Azam Khan, country manager IFC untuk Indonesia, mengatakan dalam keterangan pers (29/10/2018) bahwa lebih dari 12 juta orang Indonesia tinggal dan bekerja di kawasan-kawasan rawan gempa, dengan paparan secara ekonomi mencapai sekitar USD 80 miliar.
“Risiko ini sangat tinggi di Pulau Jawa, Sumatera, dan Sulawesi, di mana bank-bank yang paling terdampak gempa telah kehilangan antara 15% hingga 35% dari pendapatannya seiring terjadinya sejumlah gempa di masa lalu. Kerugian ini mengikis cadangan modal bank dan mengurangi kemampuannya untuk menyalurkan pinjaman,” kata dia.
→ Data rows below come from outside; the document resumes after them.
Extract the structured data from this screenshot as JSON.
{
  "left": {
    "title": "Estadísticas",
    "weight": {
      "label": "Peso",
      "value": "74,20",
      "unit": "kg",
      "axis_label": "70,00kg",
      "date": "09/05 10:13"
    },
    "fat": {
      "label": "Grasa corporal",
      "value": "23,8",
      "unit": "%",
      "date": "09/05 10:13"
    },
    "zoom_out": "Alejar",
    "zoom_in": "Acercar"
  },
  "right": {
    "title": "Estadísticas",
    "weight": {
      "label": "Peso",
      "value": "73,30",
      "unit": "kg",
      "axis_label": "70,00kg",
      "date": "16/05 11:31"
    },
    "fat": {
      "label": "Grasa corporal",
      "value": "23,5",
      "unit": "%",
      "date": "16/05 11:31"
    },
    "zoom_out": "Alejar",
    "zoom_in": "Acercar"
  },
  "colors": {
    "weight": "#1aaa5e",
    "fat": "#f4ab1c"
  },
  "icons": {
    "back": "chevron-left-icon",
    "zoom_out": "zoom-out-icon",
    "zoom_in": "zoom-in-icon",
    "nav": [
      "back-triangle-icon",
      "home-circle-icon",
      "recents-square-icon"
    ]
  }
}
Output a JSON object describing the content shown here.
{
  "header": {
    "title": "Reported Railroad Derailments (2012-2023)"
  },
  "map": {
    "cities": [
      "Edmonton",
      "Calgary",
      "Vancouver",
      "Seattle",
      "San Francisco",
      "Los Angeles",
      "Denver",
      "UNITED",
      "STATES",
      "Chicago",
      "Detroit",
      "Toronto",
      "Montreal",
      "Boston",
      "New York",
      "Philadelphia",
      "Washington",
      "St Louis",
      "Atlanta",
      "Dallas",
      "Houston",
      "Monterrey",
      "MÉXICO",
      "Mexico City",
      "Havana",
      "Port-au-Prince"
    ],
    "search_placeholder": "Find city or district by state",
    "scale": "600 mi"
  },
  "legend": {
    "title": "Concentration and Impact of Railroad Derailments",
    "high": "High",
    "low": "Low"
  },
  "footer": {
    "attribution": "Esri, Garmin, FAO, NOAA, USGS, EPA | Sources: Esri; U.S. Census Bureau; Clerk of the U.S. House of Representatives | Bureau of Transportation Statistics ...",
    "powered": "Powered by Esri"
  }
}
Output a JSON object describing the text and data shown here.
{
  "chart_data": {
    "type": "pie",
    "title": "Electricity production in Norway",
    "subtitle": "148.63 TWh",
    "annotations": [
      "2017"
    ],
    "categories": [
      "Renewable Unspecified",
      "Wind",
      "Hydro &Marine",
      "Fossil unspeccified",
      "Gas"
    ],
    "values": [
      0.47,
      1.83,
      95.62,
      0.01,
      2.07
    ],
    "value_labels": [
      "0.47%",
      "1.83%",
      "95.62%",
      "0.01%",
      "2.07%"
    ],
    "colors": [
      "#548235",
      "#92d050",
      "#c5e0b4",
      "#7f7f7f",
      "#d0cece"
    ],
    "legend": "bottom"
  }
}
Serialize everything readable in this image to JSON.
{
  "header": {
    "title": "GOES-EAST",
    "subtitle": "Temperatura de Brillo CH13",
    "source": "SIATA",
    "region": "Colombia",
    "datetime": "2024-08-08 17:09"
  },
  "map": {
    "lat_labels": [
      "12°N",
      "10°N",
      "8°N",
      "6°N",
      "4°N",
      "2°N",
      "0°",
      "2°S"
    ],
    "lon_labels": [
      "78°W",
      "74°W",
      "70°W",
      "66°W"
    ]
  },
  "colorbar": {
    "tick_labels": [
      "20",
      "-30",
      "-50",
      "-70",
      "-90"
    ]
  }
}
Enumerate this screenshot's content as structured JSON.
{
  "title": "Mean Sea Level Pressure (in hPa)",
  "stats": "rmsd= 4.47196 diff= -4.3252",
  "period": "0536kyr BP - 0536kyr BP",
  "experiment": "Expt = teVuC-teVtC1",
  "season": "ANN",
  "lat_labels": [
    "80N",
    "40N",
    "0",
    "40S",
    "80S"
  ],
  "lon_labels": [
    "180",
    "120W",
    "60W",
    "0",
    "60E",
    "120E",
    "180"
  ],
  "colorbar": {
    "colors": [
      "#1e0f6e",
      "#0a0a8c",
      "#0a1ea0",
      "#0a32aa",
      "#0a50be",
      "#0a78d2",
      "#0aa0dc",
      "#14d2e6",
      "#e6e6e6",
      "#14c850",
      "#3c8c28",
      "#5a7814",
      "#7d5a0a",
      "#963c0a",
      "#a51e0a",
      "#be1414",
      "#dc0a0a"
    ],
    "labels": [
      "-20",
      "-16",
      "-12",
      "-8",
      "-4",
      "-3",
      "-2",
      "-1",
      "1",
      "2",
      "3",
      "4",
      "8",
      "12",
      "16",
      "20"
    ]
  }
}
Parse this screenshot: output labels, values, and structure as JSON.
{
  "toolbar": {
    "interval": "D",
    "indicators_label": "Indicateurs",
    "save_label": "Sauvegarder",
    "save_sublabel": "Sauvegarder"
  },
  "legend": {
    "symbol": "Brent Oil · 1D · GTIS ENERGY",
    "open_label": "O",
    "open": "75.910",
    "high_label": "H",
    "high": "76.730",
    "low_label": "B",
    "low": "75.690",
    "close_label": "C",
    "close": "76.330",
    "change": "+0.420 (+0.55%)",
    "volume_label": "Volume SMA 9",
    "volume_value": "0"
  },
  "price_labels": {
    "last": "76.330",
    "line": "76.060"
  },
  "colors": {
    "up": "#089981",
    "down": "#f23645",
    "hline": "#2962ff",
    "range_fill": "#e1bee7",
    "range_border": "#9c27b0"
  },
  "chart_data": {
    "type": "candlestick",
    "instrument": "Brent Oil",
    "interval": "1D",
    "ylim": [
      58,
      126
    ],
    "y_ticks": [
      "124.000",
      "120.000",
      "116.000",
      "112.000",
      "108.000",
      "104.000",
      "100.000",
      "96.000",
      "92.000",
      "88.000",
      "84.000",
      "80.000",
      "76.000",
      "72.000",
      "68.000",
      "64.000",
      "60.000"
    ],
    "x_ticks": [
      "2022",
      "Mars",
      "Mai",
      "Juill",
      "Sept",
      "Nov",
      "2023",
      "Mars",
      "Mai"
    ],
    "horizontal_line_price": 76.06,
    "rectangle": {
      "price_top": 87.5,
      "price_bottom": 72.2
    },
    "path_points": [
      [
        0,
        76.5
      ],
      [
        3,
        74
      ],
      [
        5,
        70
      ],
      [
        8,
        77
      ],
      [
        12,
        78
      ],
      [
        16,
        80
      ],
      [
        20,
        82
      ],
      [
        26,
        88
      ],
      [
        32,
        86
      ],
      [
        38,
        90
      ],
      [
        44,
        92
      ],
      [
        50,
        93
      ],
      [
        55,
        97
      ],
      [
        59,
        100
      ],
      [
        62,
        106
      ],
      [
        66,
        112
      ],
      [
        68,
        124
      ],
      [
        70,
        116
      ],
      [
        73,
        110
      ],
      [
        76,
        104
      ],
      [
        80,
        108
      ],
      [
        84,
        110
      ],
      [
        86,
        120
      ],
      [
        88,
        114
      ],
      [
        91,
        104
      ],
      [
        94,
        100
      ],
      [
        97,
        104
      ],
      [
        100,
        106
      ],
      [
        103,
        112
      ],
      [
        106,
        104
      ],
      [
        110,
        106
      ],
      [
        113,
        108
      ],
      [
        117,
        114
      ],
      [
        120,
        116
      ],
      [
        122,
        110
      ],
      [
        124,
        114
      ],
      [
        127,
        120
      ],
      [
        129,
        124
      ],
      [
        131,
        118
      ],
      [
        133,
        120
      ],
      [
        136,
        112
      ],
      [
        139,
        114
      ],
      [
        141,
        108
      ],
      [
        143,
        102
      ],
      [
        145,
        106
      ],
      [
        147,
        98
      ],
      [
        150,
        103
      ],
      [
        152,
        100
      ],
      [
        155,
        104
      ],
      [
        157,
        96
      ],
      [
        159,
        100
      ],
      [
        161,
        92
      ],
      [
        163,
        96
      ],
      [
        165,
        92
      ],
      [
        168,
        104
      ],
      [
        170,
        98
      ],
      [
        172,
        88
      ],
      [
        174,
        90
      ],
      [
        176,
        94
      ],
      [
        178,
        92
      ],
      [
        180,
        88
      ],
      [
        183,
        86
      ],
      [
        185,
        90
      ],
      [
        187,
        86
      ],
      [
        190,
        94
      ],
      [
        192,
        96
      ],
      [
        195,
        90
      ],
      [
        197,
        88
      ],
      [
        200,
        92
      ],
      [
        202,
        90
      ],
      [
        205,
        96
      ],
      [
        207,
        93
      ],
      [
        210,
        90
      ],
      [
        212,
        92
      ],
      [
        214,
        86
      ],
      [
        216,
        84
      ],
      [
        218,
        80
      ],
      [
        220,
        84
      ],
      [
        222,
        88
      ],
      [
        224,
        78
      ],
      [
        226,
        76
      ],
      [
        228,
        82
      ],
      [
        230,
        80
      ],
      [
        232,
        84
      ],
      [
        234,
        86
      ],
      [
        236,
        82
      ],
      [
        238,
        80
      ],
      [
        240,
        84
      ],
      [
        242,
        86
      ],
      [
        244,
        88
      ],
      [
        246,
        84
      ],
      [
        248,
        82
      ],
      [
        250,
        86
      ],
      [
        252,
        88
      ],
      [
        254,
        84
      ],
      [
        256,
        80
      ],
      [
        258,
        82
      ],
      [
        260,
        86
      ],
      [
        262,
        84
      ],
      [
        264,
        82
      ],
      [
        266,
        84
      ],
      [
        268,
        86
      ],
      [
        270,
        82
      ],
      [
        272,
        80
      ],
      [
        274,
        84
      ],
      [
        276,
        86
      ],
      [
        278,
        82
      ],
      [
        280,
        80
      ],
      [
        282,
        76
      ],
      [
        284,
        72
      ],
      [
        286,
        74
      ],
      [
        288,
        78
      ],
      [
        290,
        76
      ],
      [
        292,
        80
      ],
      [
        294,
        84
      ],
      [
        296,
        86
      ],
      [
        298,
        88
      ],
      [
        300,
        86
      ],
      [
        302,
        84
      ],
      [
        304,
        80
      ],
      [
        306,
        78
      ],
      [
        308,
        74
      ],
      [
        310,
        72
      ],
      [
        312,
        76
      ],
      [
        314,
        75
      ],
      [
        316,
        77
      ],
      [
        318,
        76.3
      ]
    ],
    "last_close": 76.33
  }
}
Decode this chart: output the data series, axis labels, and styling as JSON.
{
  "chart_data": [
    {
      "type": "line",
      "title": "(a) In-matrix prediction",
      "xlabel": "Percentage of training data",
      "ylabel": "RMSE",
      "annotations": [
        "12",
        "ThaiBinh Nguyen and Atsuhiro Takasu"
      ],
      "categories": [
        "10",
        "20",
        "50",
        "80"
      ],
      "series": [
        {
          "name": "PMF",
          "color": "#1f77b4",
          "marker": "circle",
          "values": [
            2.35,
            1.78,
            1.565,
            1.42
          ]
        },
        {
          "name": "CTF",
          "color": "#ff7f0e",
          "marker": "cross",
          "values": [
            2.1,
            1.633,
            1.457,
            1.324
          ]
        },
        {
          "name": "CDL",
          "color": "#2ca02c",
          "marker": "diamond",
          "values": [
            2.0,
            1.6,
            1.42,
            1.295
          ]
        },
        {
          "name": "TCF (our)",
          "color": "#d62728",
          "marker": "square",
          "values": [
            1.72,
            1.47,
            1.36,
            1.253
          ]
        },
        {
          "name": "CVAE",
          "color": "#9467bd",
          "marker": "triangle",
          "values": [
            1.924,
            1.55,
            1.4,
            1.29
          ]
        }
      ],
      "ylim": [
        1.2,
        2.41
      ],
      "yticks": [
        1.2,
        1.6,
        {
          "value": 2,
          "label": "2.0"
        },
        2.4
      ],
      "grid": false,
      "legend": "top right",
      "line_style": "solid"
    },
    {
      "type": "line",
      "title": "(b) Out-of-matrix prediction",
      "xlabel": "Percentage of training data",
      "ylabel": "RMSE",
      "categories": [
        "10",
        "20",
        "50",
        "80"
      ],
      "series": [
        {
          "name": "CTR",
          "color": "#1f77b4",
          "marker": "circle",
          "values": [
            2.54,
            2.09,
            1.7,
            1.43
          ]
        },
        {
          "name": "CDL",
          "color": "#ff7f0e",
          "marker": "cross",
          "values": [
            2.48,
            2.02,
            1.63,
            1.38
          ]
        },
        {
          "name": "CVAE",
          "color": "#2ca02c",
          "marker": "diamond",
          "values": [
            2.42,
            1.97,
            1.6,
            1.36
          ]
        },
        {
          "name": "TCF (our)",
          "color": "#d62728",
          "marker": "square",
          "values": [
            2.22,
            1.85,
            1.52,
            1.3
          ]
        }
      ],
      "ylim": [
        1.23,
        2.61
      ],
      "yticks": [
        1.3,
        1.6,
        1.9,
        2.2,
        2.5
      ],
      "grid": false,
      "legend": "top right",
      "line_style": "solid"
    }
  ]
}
Dengan latar belakang ini, EQII adalah inovasi yang tepat waktu, karena secara otomatis melakukan pembayaran kepada bank yang diasuransikan jika terjadi gempa berkekuatan 6 sr atau lebih di wilayahnya. AGBBI ini memenuhi kebutuhan bank-bank perkreditan rakyat, di mana peningkatan permasalahan pembayaran nasabah serta penarikan tabungan setelah terjadinya gempa bumi dapat menyebabkan kendala likuiditas, tepat pada saat permintaan uang tunai cenderung meningkat.
“Paparan bahaya gempa bumi Indonesia termasuk yang tertinggi di dunia, baik dalam hal kematian korban maupun kerugian ekonomi. Hal tersebut baru-baru ini terlihat setelah terjadinya gempa bumi di Lombok dan Palu, yang menunjukkan bahwa kita membutuhkan mekanisme mitigasi risiko,” jelas Heddy Agus Pritasa, direktur teknik Maipark.,
Reasuransi Maipark Indonesia bersama dengan IFC telah menciptakan produk EQII, yang berlisensi di bawah Asosiasi Asuransi Umum Indonesia (AAUI). “Kerja sama ini memungkinkan kami memberikan perlindungan bagi bank terhadap risiko keuangan akibat gempa bumi,” kata Heddy.